From the next virus X to the potential of gene editing, to some mysterious and uncommon medical conditions, these docuseries will be an interesting and worthwhile use of some downtime.

Pandemic: How to Prevent an Outbreak

This relatively new 6 episode docuseries was released on Netflix just as the Coronavirus outbreak was beginning.

Pandemic meets those on the frontline battling to prevent the next flu outbreak as well as those who are trying to prepare for the next pandemic of any kind. This show tells its story through many narratives; from India to the US to Guatemala to Vietnam, it examines the global impact and many different points of view.

The contrast is effective – being shown scientists working on a one-shot vaccine against all strains of flu before switching to clips of staunch anti-vaxxers.

It is a fascinating watch and certainly leaves you with food for thought. If you’ve been following the coronavirus story closely, you might be interested to learn more about the global context of novel strains arising and what is being done to try to prevent or mitigate the next one.

With the coronavirus epidemic happening right now, you are left wondering as to how prepared humanity really is for the next pandemic, however close or far away that may be. 

Diagnosis

There are fascinating instances where patients have incredibly rare conditions, of which a diagnosis can elude most doctors. This can be incredibly hard for patients and families who are desperate for some answers and some help with their unknown medical problems.

Diagnosis is a series comprised of 7 standalone episodes where Dr. Lisa Sanders, a long time columnist for the New York Times, crowdsources to get a diagnosis for patients with rare undiagnosed conditions.

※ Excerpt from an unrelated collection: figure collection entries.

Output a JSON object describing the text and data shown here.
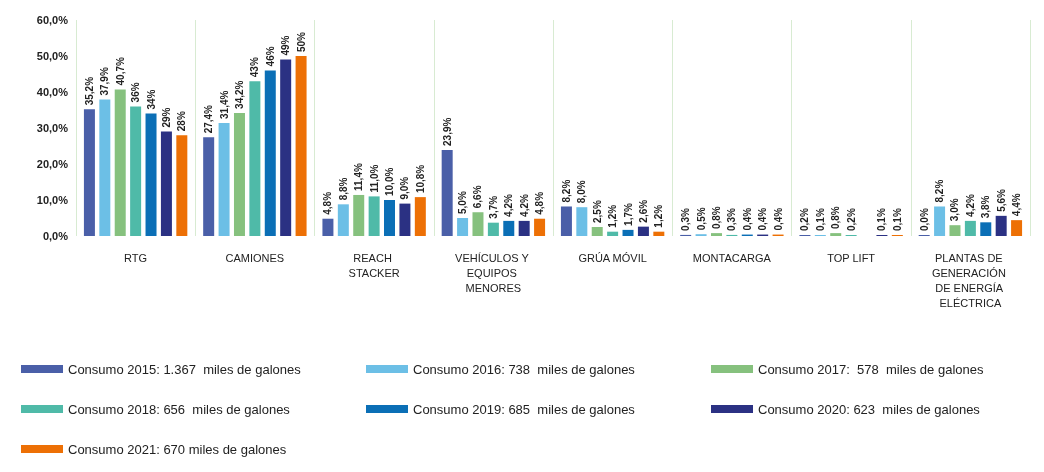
{
  "chart_data": {
    "type": "bar",
    "categories": [
      "RTG",
      "CAMIONES",
      "REACH STACKER",
      "VEHÍCULOS Y EQUIPOS MENORES",
      "GRÚA MÓVIL",
      "MONTACARGA",
      "TOP LIFT",
      "PLANTAS DE GENERACIÓN DE ENERGÍA ELÉCTRICA"
    ],
    "series": [
      {
        "name": "Consumo 2015: 1.367  miles de galones",
        "color": "#4a5fa8",
        "values": [
          35.2,
          27.4,
          4.8,
          23.9,
          8.2,
          0.3,
          0.2,
          0.0
        ],
        "value_labels": [
          "35,2%",
          "27,4%",
          "4,8%",
          "23,9%",
          "8,2%",
          "0,3%",
          "0,2%",
          "0,0%"
        ]
      },
      {
        "name": "Consumo 2016: 738  miles de galones",
        "color": "#6cbfe6",
        "values": [
          37.9,
          31.4,
          8.8,
          5.0,
          8.0,
          0.5,
          0.1,
          8.2
        ],
        "value_labels": [
          "37,9%",
          "31,4%",
          "8,8%",
          "5,0%",
          "8,0%",
          "0,5%",
          "0,1%",
          "8,2%"
        ]
      },
      {
        "name": "Consumo 2017:  578  miles de galones",
        "color": "#86c17e",
        "values": [
          40.7,
          34.2,
          11.4,
          6.6,
          2.5,
          0.8,
          0.8,
          3.0
        ],
        "value_labels": [
          "40,7%",
          "34,2%",
          "11,4%",
          "6,6%",
          "2,5%",
          "0,8%",
          "0,8%",
          "3,0%"
        ]
      },
      {
        "name": "Consumo 2018: 656  miles de galones",
        "color": "#4fbaa8",
        "values": [
          36,
          43,
          11.0,
          3.7,
          1.2,
          0.3,
          0.2,
          4.2
        ],
        "value_labels": [
          "36%",
          "43%",
          "11,0%",
          "3,7%",
          "1,2%",
          "0,3%",
          "0,2%",
          "4,2%"
        ]
      },
      {
        "name": "Consumo 2019: 685  miles de galones",
        "color": "#0b6fb6",
        "values": [
          34,
          46,
          10.0,
          4.2,
          1.7,
          0.4,
          null,
          3.8
        ],
        "value_labels": [
          "34%",
          "46%",
          "10,0%",
          "4,2%",
          "1,7%",
          "0,4%",
          null,
          "3,8%"
        ]
      },
      {
        "name": "Consumo 2020: 623  miles de galones",
        "color": "#2b3183",
        "values": [
          29,
          49,
          9.0,
          4.2,
          2.6,
          0.4,
          0.1,
          5.6
        ],
        "value_labels": [
          "29%",
          "49%",
          "9,0%",
          "4,2%",
          "2,6%",
          "0,4%",
          "0,1%",
          "5,6%"
        ]
      },
      {
        "name": "Consumo 2021: 670 miles de galones",
        "color": "#ed7005",
        "values": [
          28,
          50,
          10.8,
          4.8,
          1.2,
          0.4,
          0.1,
          4.4
        ],
        "value_labels": [
          "28%",
          "50%",
          "10,8%",
          "4,8%",
          "1,2%",
          "0,4%",
          "0,1%",
          "4,4%"
        ]
      }
    ],
    "ylim": [
      0,
      60
    ],
    "yticks": [
      {
        "value": 0,
        "label": "0,0%"
      },
      {
        "value": 10,
        "label": "10,0%"
      },
      {
        "value": 20,
        "label": "20,0%"
      },
      {
        "value": 30,
        "label": "30,0%"
      },
      {
        "value": 40,
        "label": "40,0%"
      },
      {
        "value": 50,
        "label": "50,0%"
      },
      {
        "value": 60,
        "label": "60,0%"
      }
    ],
    "grid": "x",
    "legend": "bottom"
  }
}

The series explores the power of the crowd and how answers might come from the most unlikely of places. It is not uncommon for families across the world with similar conditions to come forward in an attempt to help.

Each episode has a different individual with a very different presentation at the heart and therefore each has quite a different ending. This series is definitely reflective of real-life and both the benefits and the challenges are shown in a balanced manner.

It is truly incredible how people come together to help someone they don’t even know, and this is the biggest and most comforting take-home message from Diagnosis

Unnatural Selection

If gene-editing technology and its massive potential is something you are interested in, Unnatural Selection is a must-watch.

Like Pandemic, it follows many different stories that all link together to form a broader narrative, on gene-editing and its possibilities. It explores the many aspects of genetic engineering and the social and environmental impacts that this has and is yet to cause.

Unnatural Selection follows a variety of people, from environmental scientists to a boy waiting for a new gene-editing treatment for his rare condition causing him to go blind, to Jennifer Doudna; one of the co-creators of CRISPR.

This 4 part series explores the complexities of gene-editing technology, its potential uses, and the benefits and risks of it being so widely available – such that anybody could start doing genetic engineering in their home using kits that can be bought online. Unnatural Selection shows both the concerns about this new technology and some of the hope it brings for many.

Medical docuseries can be fascinating and informative on important and emerging topics in the wider medical and public health fields.

High-quality series such as these ones are a great way to expand your knowledge on topics related to the field you want to go into, and give many perspectives on complex and often controversial topics.